The final phase of NGS data analysis is a clinical assessment to determine which variants should be reported and how they should be described in the laboratory report. There are some algorithms that optimize settings to predict deleterious variants located in clinically relevant genes and to filter out selected variants, such as those with a high population allele frequency. Similarly, existing database, such as ClinVar, COSMIC, ClinGen, protein predictors or Human Variome Project, are valuable tools for assessing the relevance of variants and for categorizing variants according to predicted functional impact (‘often benign’, ‘likely benign’, ‘uncertain significance’, ‘likely pathogenic’ or ‘pathogenic’). Nonetheless, the interpretation of variants is a greater challenge because there is no standard format and a common understanding of variant data between laboratories. Therefore, collaborations and ongoing discussions among laboratory researchers, clinicians, manufacturers, bioinformatics, software developers and professional organizations are needed to ensure the quality of NGS tests and to guide clinical decision-making in myeloid malignancies.^24,26

Despite the potential to inform and guide clinical practice, NGS has some limitations. Although the costs for NGS have recently become more affordable, they remain be high. In addition, it can take one to three weeks to receive a finalized data report, which may be too long to affect an initial treatment decision for a patient with more aggressive disease. Regarding practical considerations, NGS are not standardized and there is still a lack of gold-standard pipelines for analysis, which can lead to poor reproducibility between laboratories, even for the same data sets. Thus, there is a need for collaboration to form larger data pools in order to improve the accuracy and efficacy in variant calling for prognostic and therapeutic signatures and to infer meaningful conclusions.^3,7 Moreover, though the ability of NGS to detect down to 1% VAF is an improvement from Sanger sequencing (threshold >20% VAF), interpreting VAF in a meaningful way requires context.

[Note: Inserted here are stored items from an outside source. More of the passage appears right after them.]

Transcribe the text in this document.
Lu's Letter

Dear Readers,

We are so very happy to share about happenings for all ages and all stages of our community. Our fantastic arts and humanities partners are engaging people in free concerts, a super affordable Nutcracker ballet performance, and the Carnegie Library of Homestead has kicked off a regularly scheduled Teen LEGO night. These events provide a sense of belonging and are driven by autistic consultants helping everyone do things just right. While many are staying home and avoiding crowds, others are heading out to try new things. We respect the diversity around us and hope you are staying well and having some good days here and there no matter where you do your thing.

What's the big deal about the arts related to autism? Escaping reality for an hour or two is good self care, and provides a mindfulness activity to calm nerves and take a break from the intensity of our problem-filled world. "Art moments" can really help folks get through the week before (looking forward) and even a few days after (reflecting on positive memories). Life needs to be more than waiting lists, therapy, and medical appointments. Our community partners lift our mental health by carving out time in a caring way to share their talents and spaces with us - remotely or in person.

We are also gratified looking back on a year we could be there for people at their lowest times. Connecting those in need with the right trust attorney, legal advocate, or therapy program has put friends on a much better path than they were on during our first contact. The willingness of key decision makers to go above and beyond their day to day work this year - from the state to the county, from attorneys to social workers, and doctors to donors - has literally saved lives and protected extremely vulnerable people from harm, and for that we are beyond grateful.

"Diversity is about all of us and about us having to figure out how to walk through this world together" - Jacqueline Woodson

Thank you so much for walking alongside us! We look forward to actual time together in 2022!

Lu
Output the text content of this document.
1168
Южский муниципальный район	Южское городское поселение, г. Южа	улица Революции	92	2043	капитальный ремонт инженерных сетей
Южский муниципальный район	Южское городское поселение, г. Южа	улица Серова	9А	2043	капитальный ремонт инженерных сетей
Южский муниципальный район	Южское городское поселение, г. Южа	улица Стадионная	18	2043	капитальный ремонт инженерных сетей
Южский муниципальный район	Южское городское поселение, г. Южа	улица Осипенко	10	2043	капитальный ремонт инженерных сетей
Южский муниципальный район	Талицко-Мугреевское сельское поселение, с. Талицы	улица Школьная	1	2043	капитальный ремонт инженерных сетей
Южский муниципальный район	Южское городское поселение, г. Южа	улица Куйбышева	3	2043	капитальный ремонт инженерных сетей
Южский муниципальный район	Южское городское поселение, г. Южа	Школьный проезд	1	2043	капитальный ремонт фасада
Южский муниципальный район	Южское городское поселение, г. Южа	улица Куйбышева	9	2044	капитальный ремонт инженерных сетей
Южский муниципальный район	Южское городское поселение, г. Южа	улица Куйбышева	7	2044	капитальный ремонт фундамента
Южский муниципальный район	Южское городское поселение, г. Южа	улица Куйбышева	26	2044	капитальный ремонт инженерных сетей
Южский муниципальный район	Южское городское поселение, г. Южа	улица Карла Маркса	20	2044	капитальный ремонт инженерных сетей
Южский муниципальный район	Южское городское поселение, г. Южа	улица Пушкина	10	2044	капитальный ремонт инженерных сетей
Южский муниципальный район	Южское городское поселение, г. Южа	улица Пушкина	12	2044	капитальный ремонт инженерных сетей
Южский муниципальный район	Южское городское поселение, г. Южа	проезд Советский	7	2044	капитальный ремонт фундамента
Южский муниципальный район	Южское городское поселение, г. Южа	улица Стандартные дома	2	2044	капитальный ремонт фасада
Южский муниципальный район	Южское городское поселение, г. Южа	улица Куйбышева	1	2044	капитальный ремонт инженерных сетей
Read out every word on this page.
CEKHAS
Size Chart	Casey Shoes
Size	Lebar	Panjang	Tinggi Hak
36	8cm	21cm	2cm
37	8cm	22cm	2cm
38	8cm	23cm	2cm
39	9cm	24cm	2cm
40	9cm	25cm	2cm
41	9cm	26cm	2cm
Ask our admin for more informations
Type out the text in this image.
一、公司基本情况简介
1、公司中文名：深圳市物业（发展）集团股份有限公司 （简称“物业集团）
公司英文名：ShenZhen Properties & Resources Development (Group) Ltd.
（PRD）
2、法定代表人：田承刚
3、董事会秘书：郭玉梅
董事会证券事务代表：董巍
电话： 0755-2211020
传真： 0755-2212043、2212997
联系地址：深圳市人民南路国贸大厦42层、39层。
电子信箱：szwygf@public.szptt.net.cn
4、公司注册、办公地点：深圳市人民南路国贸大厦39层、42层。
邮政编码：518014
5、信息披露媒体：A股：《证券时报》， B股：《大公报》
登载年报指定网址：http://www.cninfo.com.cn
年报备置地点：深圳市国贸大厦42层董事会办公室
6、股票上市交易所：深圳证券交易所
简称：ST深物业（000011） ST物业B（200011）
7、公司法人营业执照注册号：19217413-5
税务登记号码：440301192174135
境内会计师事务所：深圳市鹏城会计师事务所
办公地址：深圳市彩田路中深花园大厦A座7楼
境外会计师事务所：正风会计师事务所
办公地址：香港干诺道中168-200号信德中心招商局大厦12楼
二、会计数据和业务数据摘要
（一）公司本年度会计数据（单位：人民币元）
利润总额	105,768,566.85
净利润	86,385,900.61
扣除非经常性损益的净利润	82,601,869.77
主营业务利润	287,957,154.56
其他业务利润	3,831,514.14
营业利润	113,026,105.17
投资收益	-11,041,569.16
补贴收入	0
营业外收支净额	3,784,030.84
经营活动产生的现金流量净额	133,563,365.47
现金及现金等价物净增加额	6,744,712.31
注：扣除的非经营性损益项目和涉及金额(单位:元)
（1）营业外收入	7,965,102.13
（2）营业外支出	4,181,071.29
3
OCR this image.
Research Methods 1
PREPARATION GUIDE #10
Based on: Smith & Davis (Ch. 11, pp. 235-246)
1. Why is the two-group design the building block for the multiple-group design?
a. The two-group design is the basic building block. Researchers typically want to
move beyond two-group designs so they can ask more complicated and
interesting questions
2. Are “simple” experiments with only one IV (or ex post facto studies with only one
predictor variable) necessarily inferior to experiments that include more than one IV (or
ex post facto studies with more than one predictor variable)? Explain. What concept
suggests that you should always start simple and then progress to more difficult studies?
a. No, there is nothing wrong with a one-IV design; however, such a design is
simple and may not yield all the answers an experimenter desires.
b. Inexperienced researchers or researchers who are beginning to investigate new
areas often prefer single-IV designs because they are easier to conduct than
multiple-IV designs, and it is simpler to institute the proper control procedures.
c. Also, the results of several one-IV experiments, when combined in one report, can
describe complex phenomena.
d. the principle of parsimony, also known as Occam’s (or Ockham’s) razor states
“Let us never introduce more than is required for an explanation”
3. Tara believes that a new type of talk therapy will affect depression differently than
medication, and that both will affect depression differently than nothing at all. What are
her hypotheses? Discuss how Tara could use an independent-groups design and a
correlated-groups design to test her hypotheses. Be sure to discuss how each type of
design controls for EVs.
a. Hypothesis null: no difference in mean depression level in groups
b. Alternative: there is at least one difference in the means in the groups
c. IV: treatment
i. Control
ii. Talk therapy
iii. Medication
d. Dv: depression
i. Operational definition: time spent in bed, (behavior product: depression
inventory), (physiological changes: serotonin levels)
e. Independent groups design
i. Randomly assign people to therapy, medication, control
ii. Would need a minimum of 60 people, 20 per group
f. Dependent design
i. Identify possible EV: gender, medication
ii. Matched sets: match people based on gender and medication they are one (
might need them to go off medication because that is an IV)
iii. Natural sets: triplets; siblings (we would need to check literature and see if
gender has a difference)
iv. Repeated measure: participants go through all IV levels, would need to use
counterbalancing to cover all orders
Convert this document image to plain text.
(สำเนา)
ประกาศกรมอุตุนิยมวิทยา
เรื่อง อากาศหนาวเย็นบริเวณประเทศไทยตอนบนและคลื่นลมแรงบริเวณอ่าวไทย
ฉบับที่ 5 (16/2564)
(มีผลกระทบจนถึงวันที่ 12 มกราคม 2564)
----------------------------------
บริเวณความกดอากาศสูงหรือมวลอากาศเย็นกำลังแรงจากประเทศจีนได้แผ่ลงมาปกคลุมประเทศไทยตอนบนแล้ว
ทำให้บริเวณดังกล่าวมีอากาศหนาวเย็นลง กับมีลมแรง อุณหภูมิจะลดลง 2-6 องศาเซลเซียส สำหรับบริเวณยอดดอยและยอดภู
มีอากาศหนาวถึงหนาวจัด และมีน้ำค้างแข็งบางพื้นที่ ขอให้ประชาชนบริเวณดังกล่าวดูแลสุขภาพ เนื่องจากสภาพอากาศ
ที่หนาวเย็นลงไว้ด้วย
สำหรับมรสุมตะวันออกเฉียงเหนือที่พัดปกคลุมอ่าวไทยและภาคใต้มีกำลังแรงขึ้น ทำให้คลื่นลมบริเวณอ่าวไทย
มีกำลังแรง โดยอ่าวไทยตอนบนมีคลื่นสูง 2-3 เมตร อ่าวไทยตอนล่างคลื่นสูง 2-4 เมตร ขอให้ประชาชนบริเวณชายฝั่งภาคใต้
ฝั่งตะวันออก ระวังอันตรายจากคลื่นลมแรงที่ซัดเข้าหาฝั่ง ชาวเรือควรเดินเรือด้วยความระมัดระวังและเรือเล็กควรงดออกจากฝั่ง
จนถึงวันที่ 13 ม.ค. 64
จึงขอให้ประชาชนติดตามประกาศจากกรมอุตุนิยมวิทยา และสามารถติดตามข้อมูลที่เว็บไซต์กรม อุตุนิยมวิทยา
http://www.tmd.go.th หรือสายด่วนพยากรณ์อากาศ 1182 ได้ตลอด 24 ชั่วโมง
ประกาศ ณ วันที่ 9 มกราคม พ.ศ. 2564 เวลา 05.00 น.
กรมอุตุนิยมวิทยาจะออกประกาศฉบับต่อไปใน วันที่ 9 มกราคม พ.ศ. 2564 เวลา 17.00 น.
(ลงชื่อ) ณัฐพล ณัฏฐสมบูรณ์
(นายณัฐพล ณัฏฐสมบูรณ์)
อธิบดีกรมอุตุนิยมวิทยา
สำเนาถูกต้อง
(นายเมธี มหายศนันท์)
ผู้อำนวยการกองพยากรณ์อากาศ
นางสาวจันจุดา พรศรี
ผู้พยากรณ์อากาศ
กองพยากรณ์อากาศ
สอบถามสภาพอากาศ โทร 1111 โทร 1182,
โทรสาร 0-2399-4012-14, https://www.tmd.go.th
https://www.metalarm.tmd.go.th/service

Not all somatic gene mutations detected by NGS are guaranteed to be pathogenic mutations contributing to myeloid malignancy development and further studies are needed to establish a meaningful threshold for VAF sensitivity.³

Therefore, NGS has revolutionized genomic research and it is one of the most rising methodologies that will change the management of patients. However, it will be important to standardize sequencing and variant calling methods and continue to expand knowledge of the pathogenic and prognostic role of specific variants in order to improve the clinical utility of NGS.